The most common mechanism of BCR-ABL1 reactivation is mutations in the kinase domain of BCR-ABL1 that impair drug binding through steric hindrance or by stabilizing a kinase conformation from which a given inhibitor is excluded. The spectrum of mutations conferring clinically relevant resistance is broadest for imatinib, reflecting its relatively low potency. Hot spots include the ATP binding loop (p-loop), activation loop, and threonine 315, which controls access to a hydrophobic pocket in the catalytic site and is frequently referred to as the gatekeeper residue ( Fig. 69.8 ). Compared to imatinib, second-generation TKIs exhibit a much more contracted spectrum of resistance mutations, and in aggregate cover all clinical mutations except T315I. This is due to the fact that all first- and second-generation TKIs make a hydrogen bond with T315 and require access to the hydrophobic pocket. In contrast, ponatinib skirts T315I through a rigid triple carbon bond. Kinase domain mutations are more common in acquired resistance than in primary resistance and in AP/BP-CML than in CP-CML. BCR-ABL1 genotyping is part of a workup for clinical resistance, as detection of a mutation allows rationalizing TKI selection. One should bear in mind that the value of genotyping is mostly to avoid selecting an inactive TKI, while the presence of a “sensitive” mutation does not guarantee a clinical response, indicating that other mechanisms, including BCR-ABL1 independent pathways, contribute to clinical resistance. Studies in cell lines have implicated overexpression of BCR-ABL1 by gene amplification or transcriptional upregulation, but the importance of these findings for clinical resistance is less clear.
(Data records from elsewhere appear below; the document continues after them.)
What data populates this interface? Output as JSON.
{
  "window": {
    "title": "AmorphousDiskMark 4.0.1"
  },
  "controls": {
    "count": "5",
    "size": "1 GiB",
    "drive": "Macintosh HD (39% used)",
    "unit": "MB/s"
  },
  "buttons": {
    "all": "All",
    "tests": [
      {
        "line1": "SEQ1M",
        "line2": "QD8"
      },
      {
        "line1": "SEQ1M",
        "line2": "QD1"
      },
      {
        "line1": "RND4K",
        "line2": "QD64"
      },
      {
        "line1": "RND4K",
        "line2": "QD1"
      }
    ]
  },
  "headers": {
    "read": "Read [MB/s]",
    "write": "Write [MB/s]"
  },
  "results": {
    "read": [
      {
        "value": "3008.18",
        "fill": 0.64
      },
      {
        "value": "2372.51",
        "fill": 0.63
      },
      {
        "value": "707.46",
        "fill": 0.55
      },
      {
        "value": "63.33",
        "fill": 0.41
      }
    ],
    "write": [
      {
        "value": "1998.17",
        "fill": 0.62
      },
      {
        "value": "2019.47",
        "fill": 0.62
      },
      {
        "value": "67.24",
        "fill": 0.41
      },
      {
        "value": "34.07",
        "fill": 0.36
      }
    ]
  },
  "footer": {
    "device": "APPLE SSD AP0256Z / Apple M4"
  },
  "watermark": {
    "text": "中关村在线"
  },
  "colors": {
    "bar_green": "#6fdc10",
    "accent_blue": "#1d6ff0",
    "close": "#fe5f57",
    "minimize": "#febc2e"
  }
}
All TKIs are substrates for various efflux pumps, including ABCB1 (MDR1), and several polymorphisms have been correlated with the depth of response. One study showed that overexpression of MDR1 may be sufficient to protect CML stem and progenitor cells, until they acquire a BCR-ABL1 kinase domain mutation that is able to drive overt resistance.
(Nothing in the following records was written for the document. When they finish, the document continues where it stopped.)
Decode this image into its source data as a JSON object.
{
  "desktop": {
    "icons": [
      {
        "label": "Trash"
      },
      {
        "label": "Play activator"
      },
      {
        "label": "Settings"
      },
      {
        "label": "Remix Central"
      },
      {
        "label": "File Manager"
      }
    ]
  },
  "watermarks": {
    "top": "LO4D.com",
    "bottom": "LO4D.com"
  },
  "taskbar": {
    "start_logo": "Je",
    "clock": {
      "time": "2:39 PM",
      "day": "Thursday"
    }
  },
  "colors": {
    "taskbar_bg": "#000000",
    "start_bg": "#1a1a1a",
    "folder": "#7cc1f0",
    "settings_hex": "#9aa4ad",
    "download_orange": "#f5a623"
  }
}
Extrinsic or intrinsic activation of growth and survival mechanisms can substitute for BCR-ABL1 kinase activity. Multiple different pathways have been implicated, including several that are also downstream effectors of BCR-ABL1, such as PI3K and MAPK. This is consistent with the observation that TKI resistant CML is phenotypically still CML. The mechanistic heterogeneity of BCR-ABL1–independent resistance implies that no obvious universal therapeutic vulnerabilities exist, presenting a challenge for the development of rational therapeutic strategies. There is extensive overlap in the pathways involved in transformation to AP/BP and BCR-ABL1–independent resistance, both of which employ sweeping epigenetic reprogramming, e.g., through imbalanced activity of PRC1 and PRC2. Such common denominator may in the future inform rational strategies to overcome BCR-ABL1–independent resistance. In reality, many cases of advanced TKI-resistant CML combine BCR-ABL1–dependent and –independent mechanisms, which explains why deep responses in these patients are difficult to achieve.